The Department of Juvenile Justice is still cleaning up after a weekend riot at a Polk County Juvenile detention center.
Secretary Wansley Waters says she is still looking for answers.
“So that we can determine what can be done to prevent this from happening again,” said Walter.
The Department faces other woes. Just two months into the new budget year, the department faces the possibility of running out of money.
“Our budget that was allocated by the legislature didn’t really fund us to address anything like this,” said Walter.
The problem is a recent court ruling that prohibits the department from charging counties for locking up juvenile offenders. The state is now scrambling to make up a 35-million dollar deficit. There’s another 19 million dollar budget hole after the Federal government stopped sharing health care
“We’re looking for legislature to assist us,” said Walter.
While the department may be broke, the state isn’t. DJJ is asking lawmakers to tap a two billion dollar savings account.
The financial issue is expected to be a one year problem.
“As we move forward, our budget will be whole so we don’t encounter these short falls every year,” said Walter.
Lobbyist Barney Bishop isn’t surprised by the courts decision, but he says DJJ is trying to right any wrongs.

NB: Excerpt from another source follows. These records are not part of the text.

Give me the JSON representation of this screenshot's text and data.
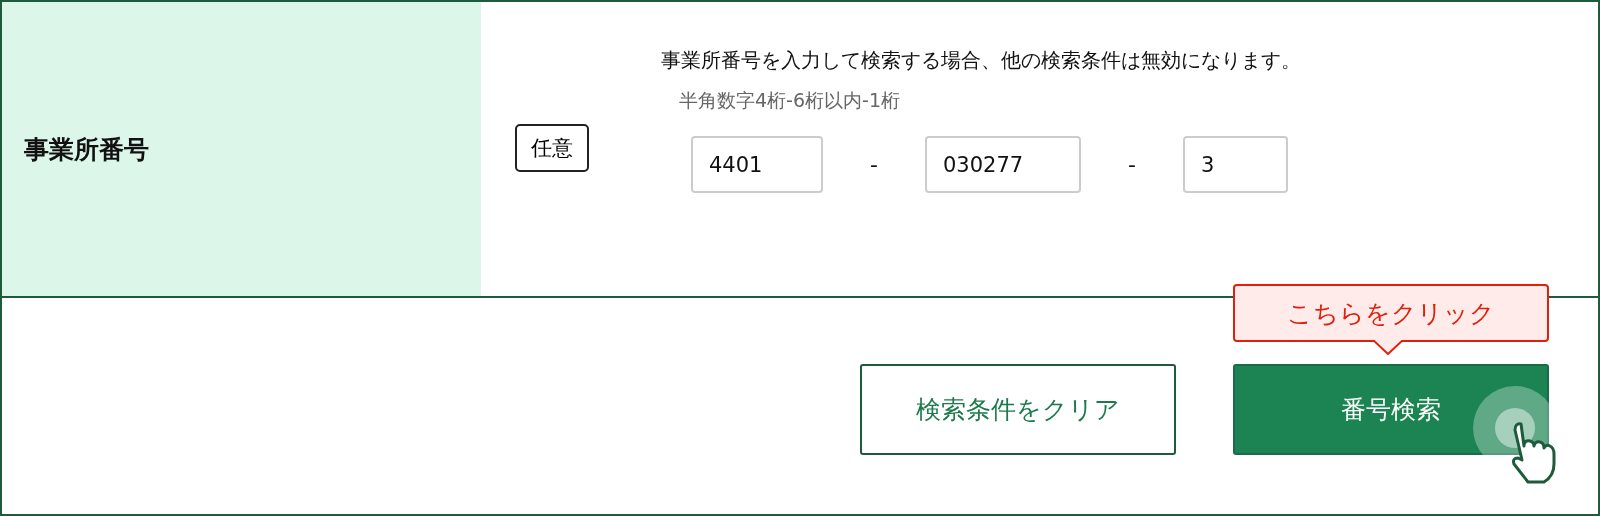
{
  "field": {
    "label": "事業所番号",
    "badge": "任意",
    "note": "事業所番号を入力して検索する場合、他の検索条件は無効になります。",
    "hint": "半角数字4桁-6桁以内-1桁",
    "inputs": [
      {
        "value": "4401"
      },
      {
        "value": "030277"
      },
      {
        "value": "3"
      }
    ],
    "separators": [
      "-",
      "-"
    ]
  },
  "buttons": [
    {
      "kind": "secondary",
      "label": "検索条件をクリア"
    },
    {
      "kind": "primary",
      "label": "番号検索",
      "tooltip": "こちらをクリック"
    }
  ]
}
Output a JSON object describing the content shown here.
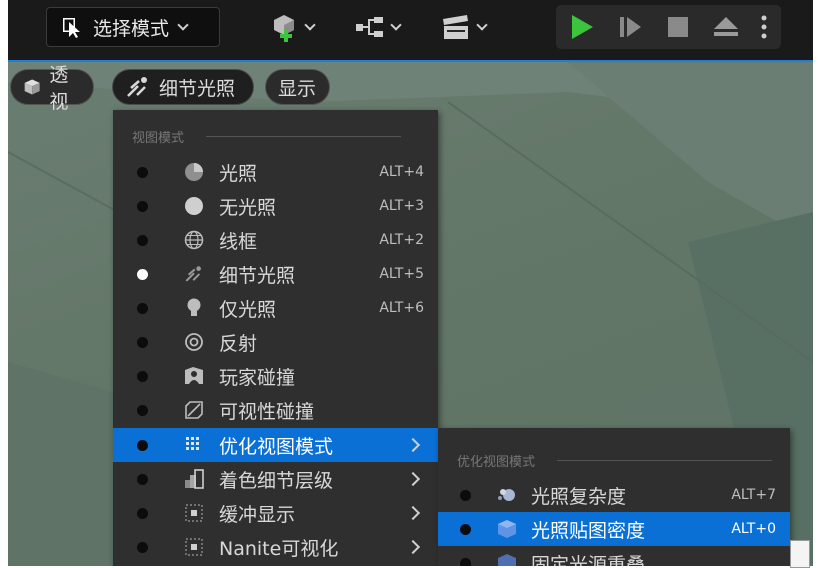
{
  "toolbar": {
    "mode_select_label": "选择模式",
    "icons": [
      "cursor-select-icon",
      "add-actor-icon",
      "blueprint-icon",
      "cinematics-clapper-icon"
    ],
    "play_controls": [
      "play-icon",
      "step-icon",
      "stop-icon",
      "eject-icon",
      "more-vertical-icon"
    ],
    "accent": "#1e7fd8",
    "play_color": "#3cc43c"
  },
  "viewport_chips": {
    "perspective": "透视",
    "lit": "细节光照",
    "show": "显示"
  },
  "view_mode_menu": {
    "header": "视图模式",
    "items": [
      {
        "label": "光照",
        "shortcut": "ALT+4",
        "icon": "lit-sphere-icon",
        "selected": false
      },
      {
        "label": "无光照",
        "shortcut": "ALT+3",
        "icon": "unlit-sphere-icon",
        "selected": false
      },
      {
        "label": "线框",
        "shortcut": "ALT+2",
        "icon": "wireframe-globe-icon",
        "selected": false
      },
      {
        "label": "细节光照",
        "shortcut": "ALT+5",
        "icon": "detail-lighting-icon",
        "selected": true
      },
      {
        "label": "仅光照",
        "shortcut": "ALT+6",
        "icon": "lightbulb-icon",
        "selected": false
      },
      {
        "label": "反射",
        "shortcut": "",
        "icon": "reflection-icon",
        "selected": false
      },
      {
        "label": "玩家碰撞",
        "shortcut": "",
        "icon": "player-collision-icon",
        "selected": false
      },
      {
        "label": "可视性碰撞",
        "shortcut": "",
        "icon": "visibility-collision-icon",
        "selected": false
      },
      {
        "label": "优化视图模式",
        "shortcut": "",
        "icon": "optimization-grid-icon",
        "selected": false,
        "submenu": true,
        "highlighted": true
      },
      {
        "label": "着色细节层级",
        "shortcut": "",
        "icon": "lod-coloration-icon",
        "selected": false,
        "submenu": true
      },
      {
        "label": "缓冲显示",
        "shortcut": "",
        "icon": "buffer-visualization-icon",
        "selected": false,
        "submenu": true
      },
      {
        "label": "Nanite可视化",
        "shortcut": "",
        "icon": "nanite-visualization-icon",
        "selected": false,
        "submenu": true
      }
    ]
  },
  "optimization_submenu": {
    "header": "优化视图模式",
    "items": [
      {
        "label": "光照复杂度",
        "shortcut": "ALT+7",
        "icon": "light-complexity-icon"
      },
      {
        "label": "光照贴图密度",
        "shortcut": "ALT+0",
        "icon": "lightmap-density-icon",
        "highlighted": true
      },
      {
        "label": "固定光源重叠",
        "shortcut": "",
        "icon": "stationary-light-overlap-icon"
      }
    ]
  },
  "colors": {
    "menu_bg": "#2f2f2f",
    "highlight": "#0a70d6",
    "viewport": "#637768"
  }
}
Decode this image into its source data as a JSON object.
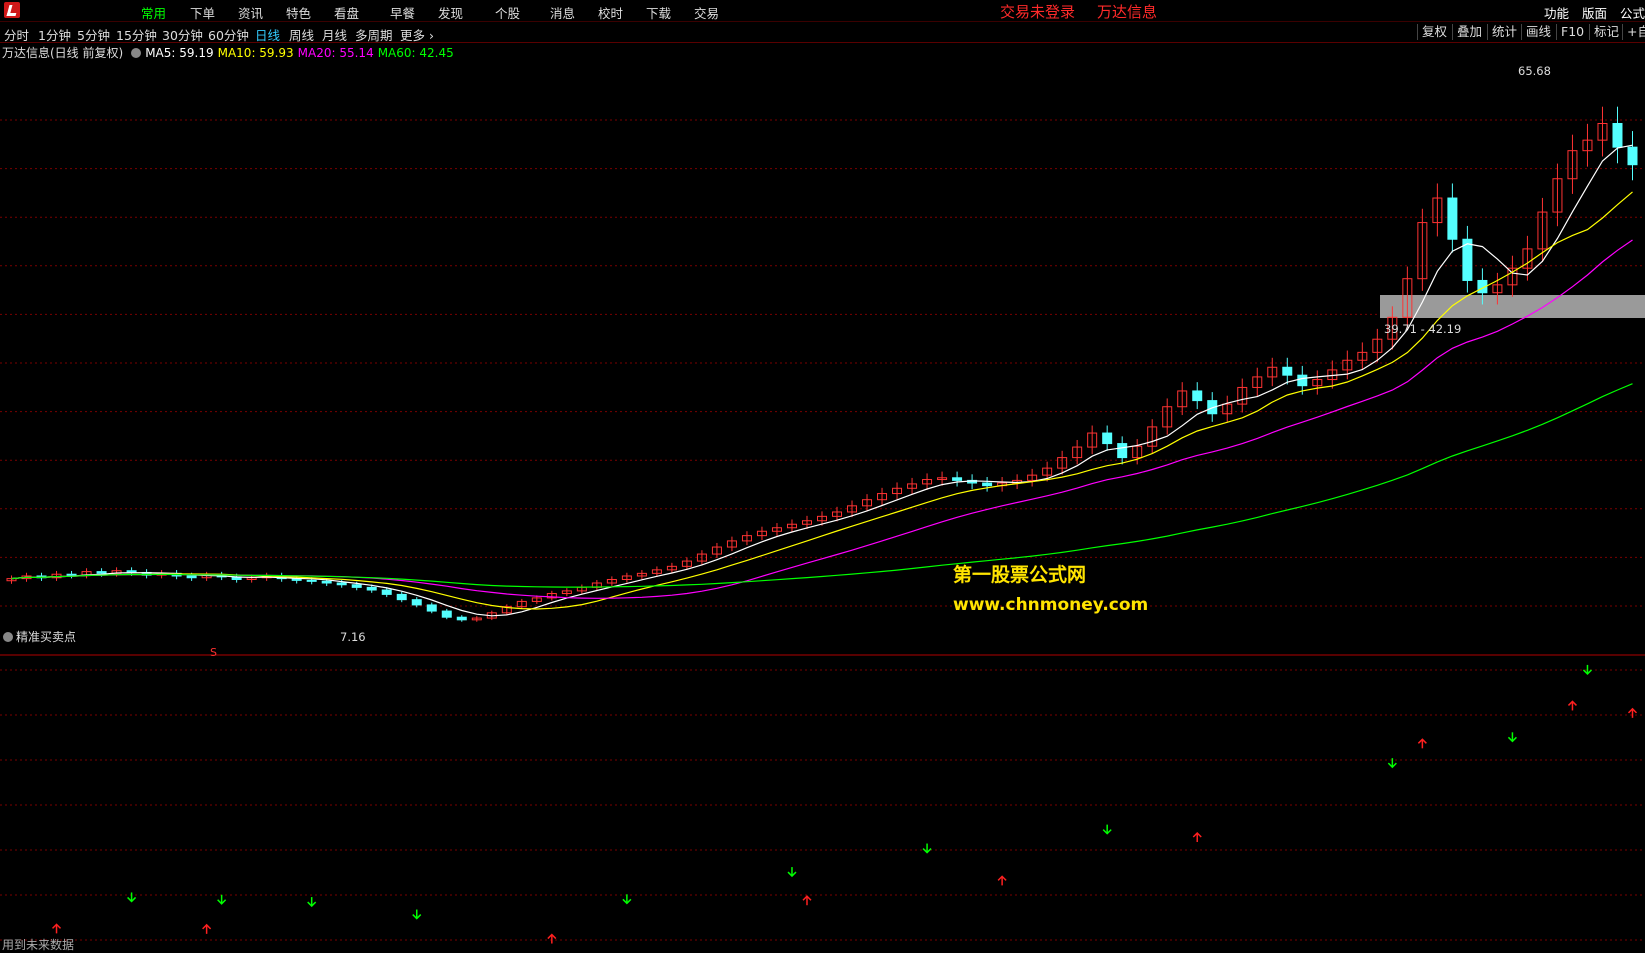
{
  "menubar": {
    "items": [
      {
        "label": "常用",
        "active": true
      },
      {
        "label": "下单",
        "active": false
      },
      {
        "label": "资讯",
        "active": false
      },
      {
        "label": "特色",
        "active": false
      },
      {
        "label": "看盘",
        "active": false
      },
      {
        "label": "早餐",
        "active": false
      },
      {
        "label": "发现",
        "active": false
      },
      {
        "label": "个股",
        "active": false
      },
      {
        "label": "消息",
        "active": false
      },
      {
        "label": "校时",
        "active": false
      },
      {
        "label": "下载",
        "active": false
      },
      {
        "label": "交易",
        "active": false
      }
    ],
    "login_status": "交易未登录",
    "brand": "万达信息",
    "right_items": [
      "功能",
      "版面",
      "公式"
    ]
  },
  "periodbar": {
    "periods": [
      "分时",
      "1分钟",
      "5分钟",
      "15分钟",
      "30分钟",
      "60分钟",
      "日线",
      "周线",
      "月线",
      "多周期",
      "更多"
    ],
    "active": "日线",
    "tools": [
      "复权",
      "叠加",
      "统计",
      "画线",
      "F10",
      "标记",
      "+自"
    ]
  },
  "chart": {
    "stock_title": "万达信息(日线 前复权)",
    "ma": [
      {
        "label": "MA5: 59.19",
        "color": "#ffffff"
      },
      {
        "label": "MA10: 59.93",
        "color": "#ffff00"
      },
      {
        "label": "MA20: 55.14",
        "color": "#ff00ff"
      },
      {
        "label": "MA60: 42.45",
        "color": "#00ff00"
      }
    ],
    "high_label": "65.68",
    "low_label": "7.16",
    "range_label": "39.71 - 42.19",
    "sell_marker": "S"
  },
  "sub_panel": {
    "title": "精准买卖点",
    "footer": "用到未来数据"
  },
  "watermark": {
    "cn": "第一股票公式网",
    "url": "www.chnmoney.com"
  },
  "colors": {
    "up": "#ff3333",
    "down": "#54ffff",
    "grid": "#7a0000",
    "ma5": "#ffffff",
    "ma10": "#ffff00",
    "ma20": "#ff00ff",
    "ma60": "#00ff00",
    "buy_arrow": "#ff2020",
    "sell_arrow": "#00ff00"
  },
  "chart_data": {
    "type": "candlestick",
    "price_range": [
      5,
      70
    ],
    "closes": [
      12.0,
      12.3,
      12.1,
      12.5,
      12.4,
      12.8,
      12.6,
      12.9,
      12.7,
      12.4,
      12.6,
      12.3,
      12.1,
      12.4,
      12.2,
      11.9,
      12.1,
      12.3,
      12.0,
      11.8,
      11.7,
      11.5,
      11.3,
      11.0,
      10.7,
      10.2,
      9.6,
      9.0,
      8.3,
      7.6,
      7.3,
      7.5,
      8.1,
      8.8,
      9.4,
      9.8,
      10.3,
      10.6,
      11.0,
      11.5,
      11.9,
      12.3,
      12.6,
      13.0,
      13.4,
      14.0,
      14.8,
      15.6,
      16.3,
      16.9,
      17.4,
      17.8,
      18.2,
      18.6,
      19.1,
      19.6,
      20.3,
      21.0,
      21.7,
      22.3,
      22.8,
      23.3,
      23.5,
      23.2,
      22.9,
      22.6,
      22.9,
      23.2,
      23.8,
      24.6,
      25.8,
      27.0,
      28.6,
      27.4,
      25.8,
      27.1,
      29.3,
      31.6,
      33.4,
      32.3,
      30.8,
      31.9,
      33.8,
      35.0,
      36.1,
      35.2,
      34.0,
      34.7,
      35.8,
      36.9,
      37.8,
      39.3,
      41.8,
      46.2,
      52.6,
      55.4,
      50.7,
      46.0,
      44.6,
      45.5,
      47.4,
      49.6,
      53.8,
      57.6,
      60.8,
      62.0,
      63.9,
      61.2,
      59.2
    ],
    "buy_signals": [
      3,
      13,
      36,
      53,
      66,
      79,
      94,
      104,
      108
    ],
    "sell_signals": [
      8,
      14,
      20,
      27,
      41,
      52,
      61,
      73,
      92,
      100,
      105,
      110
    ]
  }
}
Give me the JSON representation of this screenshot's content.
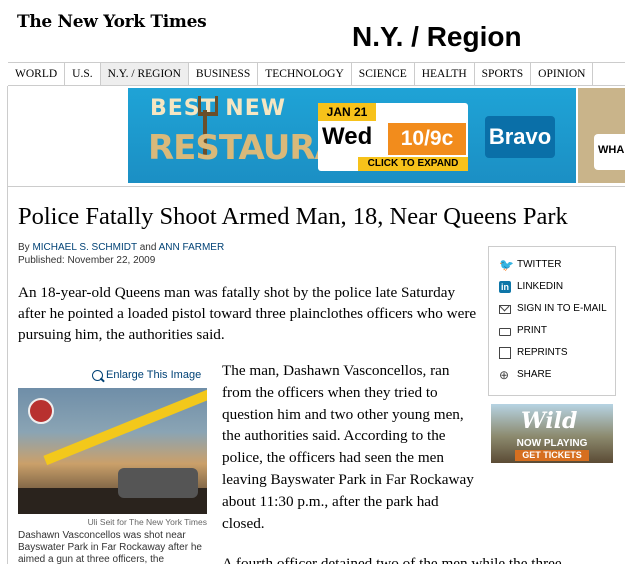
{
  "masthead": {
    "logo": "The New York Times",
    "section_title": "N.Y. / Region"
  },
  "nav": {
    "items": [
      "WORLD",
      "U.S.",
      "N.Y. / REGION",
      "BUSINESS",
      "TECHNOLOGY",
      "SCIENCE",
      "HEALTH",
      "SPORTS",
      "OPINION"
    ],
    "active": "N.Y. / REGION"
  },
  "ad_banner": {
    "best_new": "BEST NEW",
    "restaurant": "RESTAURANT",
    "date": "JAN 21",
    "day": "Wed",
    "time": "10/9c",
    "expand": "CLICK TO EXPAND",
    "network": "Bravo",
    "side_text": "WHA"
  },
  "article": {
    "headline": "Police Fatally Shoot Armed Man, 18, Near Queens Park",
    "byline_prefix": "By",
    "author1": "MICHAEL S. SCHMIDT",
    "byline_and": "and",
    "author2": "ANN FARMER",
    "published": "Published: November 22, 2009",
    "lead": "An 18-year-old Queens man was fatally shot by the police late Saturday after he pointed a loaded pistol toward three plainclothes officers who were pursuing him, the authorities said.",
    "enlarge": "Enlarge This Image",
    "photo_credit": "Uli Seit for The New York Times",
    "caption": "Dashawn Vasconcellos was shot near Bayswater Park in Far Rockaway after he aimed a gun at three officers, the",
    "body1": "The man, Dashawn Vasconcellos, ran from the officers when they tried to question him and two other young men, the authorities said. According to the police, the officers had seen the men leaving Bayswater Park in Far Rockaway about 11:30 p.m., after the park had closed.",
    "body2": "A fourth officer detained two of the men while the three"
  },
  "tools": {
    "twitter": "TWITTER",
    "linkedin": "LINKEDIN",
    "sign_in": "SIGN IN TO E-MAIL",
    "print": "PRINT",
    "reprints": "REPRINTS",
    "share": "SHARE"
  },
  "tools_ad": {
    "title": "Wild",
    "now_playing": "NOW PLAYING",
    "get_tickets": "GET TICKETS"
  }
}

“I think this is a legitimate issue and the secretary is doing the appropriate thing by notifying both the governor and the respected appropriation chairs,” said Bishop.
Although unlikely, it is possible the budget shortfalls could lead to the closure of several juvenile facilities statewide.
DJJ has also been working with the Agency for Health Care Administration to provide cost estimates on the projected shortfalls.